In December 2023, Valve Corporation released Steam Link for Meta Quest 2, Quest Pro, and Quest 3, with OSC support for facial and eye tracking on Quest Pro.

== Reception ==
The Quest Pro received mixed reviews. Ars Technica noted that its design felt less "claustrophobic" and "much more secure and better balanced than previous Quest headsets, especially during extended use", but noting that its narrow field of view was more apparent when using the headset without its light blinder accessories. Its display and lenses were described as being slightly sharper and having more legible text rendering than the Quest 2, making it better-suited for office tasks and using a remote desktop environment in Workrooms. The MR cameras were panned for being grainy and "fuzzy"-looking, while many of the MR features in apps at launch were deemed to be "novelties". It was also criticized for requiring manual room setup, rather than automatically mapping walls. In conclusion, it was felt that "at its current asking price, though, we can only recommend the Quest Pro to mid-level executives who have convinced their superiors to allocate a ridiculous, money-is-no-object budget to ill-defined metaverse projects out of nothing more than a deep sense of FOMO."

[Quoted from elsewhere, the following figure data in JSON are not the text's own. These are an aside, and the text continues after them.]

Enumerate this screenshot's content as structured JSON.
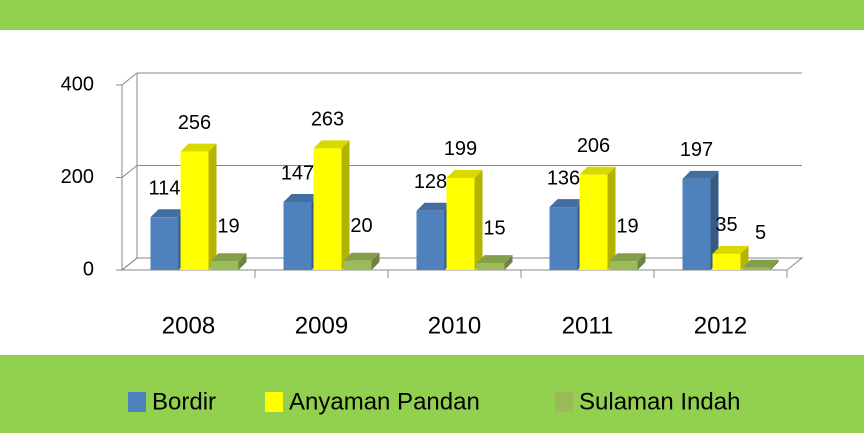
{
  "chart_data": {
    "type": "bar3d",
    "categories": [
      "2008",
      "2009",
      "2010",
      "2011",
      "2012"
    ],
    "series": [
      {
        "name": "Bordir",
        "color": "#4f81bd",
        "values": [
          114,
          147,
          128,
          136,
          197
        ]
      },
      {
        "name": "Anyaman Pandan",
        "color": "#ffff00",
        "values": [
          256,
          263,
          199,
          206,
          35
        ]
      },
      {
        "name": "Sulaman Indah",
        "color": "#9bbb59",
        "values": [
          19,
          20,
          15,
          19,
          5
        ]
      }
    ],
    "ylim": [
      0,
      400
    ],
    "yticks": [
      0,
      200,
      400
    ],
    "grid": true,
    "legend": "bottom"
  }
}
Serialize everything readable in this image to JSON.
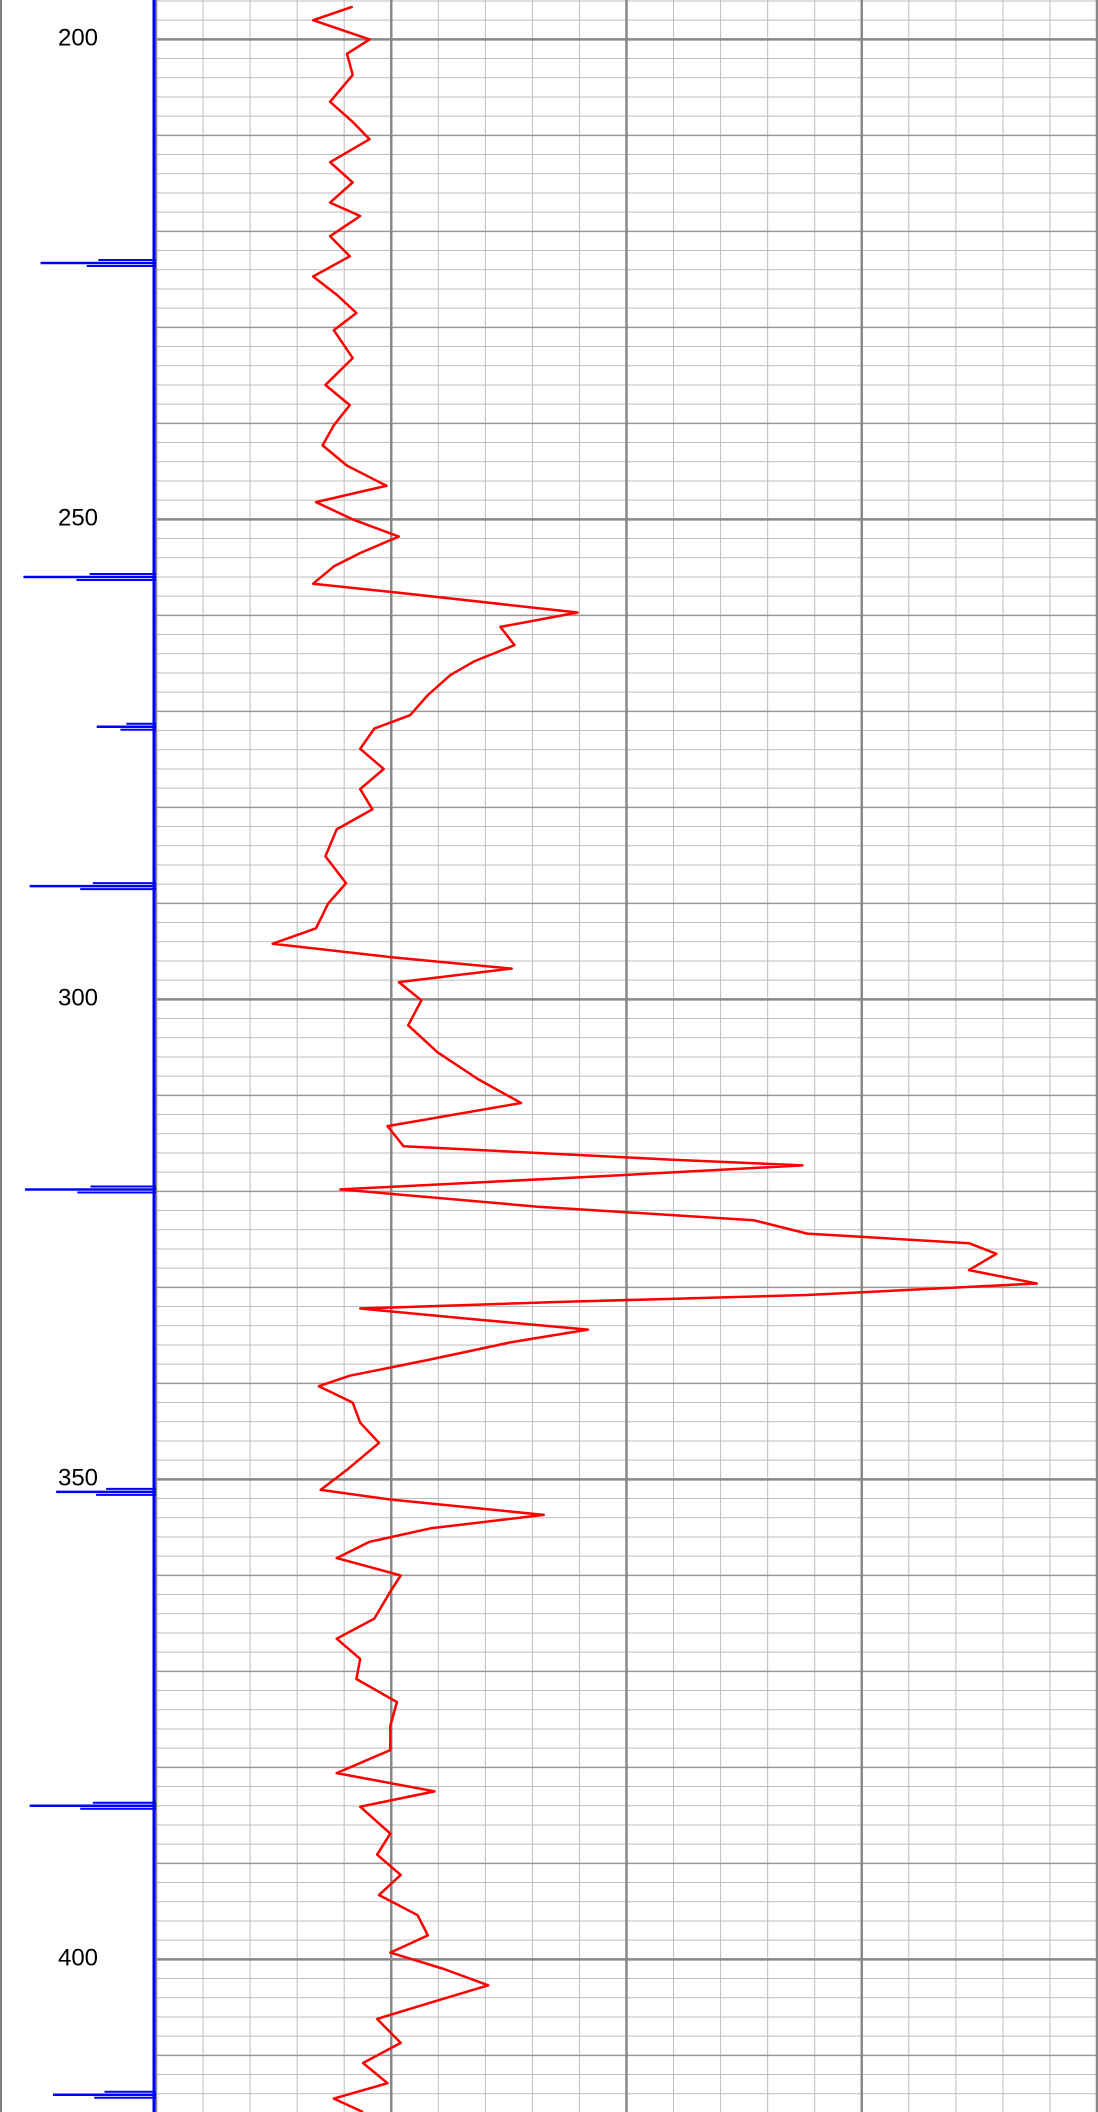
{
  "chart_data": {
    "type": "line",
    "ylim": [
      195.9,
      415.9
    ],
    "yticks": [
      200,
      250,
      300,
      350,
      400
    ],
    "xlim": [
      0,
      100
    ],
    "grid": true,
    "xgrid_major": [
      0,
      25,
      50,
      75,
      100
    ],
    "xgrid_minor": [
      5,
      10,
      15,
      20,
      30,
      35,
      40,
      45,
      55,
      60,
      65,
      70,
      80,
      85,
      90,
      95
    ],
    "ygrid_major": [
      200,
      210,
      220,
      230,
      240,
      250,
      260,
      270,
      280,
      290,
      300,
      310,
      320,
      330,
      340,
      350,
      360,
      370,
      380,
      390,
      400,
      410
    ],
    "ygrid_minor": [
      196,
      198,
      202,
      204,
      206,
      208,
      212,
      214,
      216,
      218,
      222,
      224,
      226,
      228,
      232,
      234,
      236,
      238,
      242,
      244,
      246,
      248,
      252,
      254,
      256,
      258,
      262,
      264,
      266,
      268,
      272,
      274,
      276,
      278,
      282,
      284,
      286,
      288,
      292,
      294,
      296,
      298,
      302,
      304,
      306,
      308,
      312,
      314,
      316,
      318,
      322,
      324,
      326,
      328,
      332,
      334,
      336,
      338,
      342,
      344,
      346,
      348,
      352,
      354,
      356,
      358,
      362,
      364,
      366,
      368,
      372,
      374,
      376,
      378,
      382,
      384,
      386,
      388,
      392,
      394,
      396,
      398,
      402,
      404,
      406,
      408,
      412,
      414
    ],
    "series": [
      {
        "color": "#ff0000",
        "depth": [
          196.6,
          198.0,
          200.0,
          201.5,
          203.7,
          206.5,
          208.6,
          210.4,
          212.8,
          214.9,
          217.0,
          218.4,
          220.5,
          222.6,
          224.7,
          226.6,
          228.5,
          230.3,
          233.2,
          236.0,
          238.1,
          240.2,
          242.3,
          244.4,
          246.5,
          248.2,
          250.0,
          251.8,
          253.5,
          254.9,
          256.7,
          257.7,
          259.7,
          261.2,
          263.1,
          264.8,
          266.2,
          268.3,
          270.4,
          271.8,
          273.9,
          276.0,
          278.1,
          280.2,
          282.3,
          285.1,
          287.9,
          290.0,
          292.6,
          294.2,
          295.6,
          296.8,
          298.2,
          300.1,
          302.7,
          305.5,
          308.3,
          310.8,
          313.2,
          315.3,
          316.7,
          317.3,
          318.4,
          319.8,
          321.6,
          323.0,
          324.4,
          325.4,
          326.5,
          328.2,
          329.6,
          330.8,
          331.5,
          332.2,
          333.3,
          334.4,
          335.7,
          337.5,
          339.2,
          340.3,
          342.0,
          344.1,
          346.2,
          349.0,
          351.1,
          352.1,
          353.7,
          355.1,
          356.5,
          358.2,
          360.0,
          361.7,
          364.5,
          366.6,
          368.7,
          370.8,
          373.2,
          375.7,
          378.2,
          380.6,
          382.5,
          384.1,
          386.9,
          389.1,
          391.2,
          393.3,
          395.4,
          397.5,
          399.3,
          401.0,
          402.7,
          404.5,
          406.2,
          408.7,
          410.8,
          412.9,
          414.5,
          415.9
        ],
        "values": [
          20.9,
          16.7,
          22.7,
          20.3,
          20.9,
          18.5,
          20.9,
          22.7,
          18.5,
          20.9,
          18.5,
          21.7,
          18.5,
          20.6,
          16.7,
          19.2,
          21.3,
          18.9,
          20.9,
          18.0,
          20.6,
          18.9,
          17.7,
          20.3,
          24.5,
          17.0,
          20.9,
          25.8,
          21.7,
          18.9,
          16.7,
          26.3,
          44.8,
          36.6,
          38.1,
          33.8,
          31.3,
          28.9,
          27.0,
          23.2,
          21.7,
          24.2,
          21.7,
          23.0,
          19.2,
          18.0,
          20.2,
          18.3,
          17.0,
          12.4,
          24.9,
          37.8,
          25.8,
          28.2,
          26.8,
          29.9,
          34.2,
          38.8,
          24.6,
          26.3,
          54.9,
          68.7,
          47.8,
          19.6,
          40.6,
          63.5,
          69.2,
          86.4,
          89.3,
          86.4,
          93.6,
          69.2,
          43.5,
          21.7,
          33.5,
          45.9,
          37.8,
          29.2,
          20.6,
          17.3,
          20.9,
          21.7,
          23.7,
          20.3,
          17.5,
          24.9,
          41.2,
          29.2,
          22.7,
          19.2,
          26.0,
          24.9,
          23.2,
          19.2,
          21.7,
          21.3,
          25.6,
          24.9,
          24.9,
          19.2,
          29.6,
          21.7,
          24.9,
          23.5,
          26.0,
          23.7,
          27.8,
          28.9,
          24.9,
          30.6,
          35.3,
          29.2,
          23.5,
          26.0,
          22.0,
          24.6,
          18.9,
          22.0
        ]
      }
    ],
    "markers": {
      "color": "#0000ff",
      "xlim": [
        0,
        100
      ],
      "depth": [
        223.3,
        256.0,
        271.6,
        288.2,
        319.8,
        351.3,
        384.0,
        414.1
      ],
      "values": [
        74,
        85,
        38,
        81,
        84,
        64,
        81,
        66
      ]
    }
  }
}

Adi Robertson of The Verge described the device as "seemingly launched without plan or purpose, highlighting VR’s persistent drawbacks without making good use of its strengths — and topped off with some irredeemably bad software". The new controllers were praised for being more compact than the previous Oculus Touch design and offering a charging dock with rechargeable batteries (albeit having less battery life than the previous controllers, which used standard AA batteries). The Quest Pro was criticized for having a "uniquely tortuous" strap system that felt worse when using the headset for extended sessions (in comparison to the Quest 2 with its Elite Strap accessory), a "grainy"-looking display and "fuzzy" passthrough visuals that "doesn't look remotely like the real world", and "limited and idiosyncratic" face tracking. The Workrooms app was also criticized for being unreliable, especially for software that was promoted as being one of the key selling points of the Quest Pro. Robertson gave the Quest Pro a 2 out of 5, arguing that it "[offers] technically innovative features without doing a good job of showcasing them", and suggesting that mainstream users wait for an eventual Quest 3 that may incorporate hardware improvements from the Pro at a lower price point.

=== Sales ===
In March 2023, Meta lowered the price of Quest Pro to US$1,000, amid reports of "underwhelming" sales.

On July 19, 2023, The Information reported that Meta was in the process of discontinuing production of the Quest Pro, and had scrapped plans for a successor model. Meta officially discontinued the Quest Pro in September 2024 alongside the unveiling of the Meta Quest 3S, with sales officially discontinued in January 2025, and Meta steering customers towards the Meta Quest 3.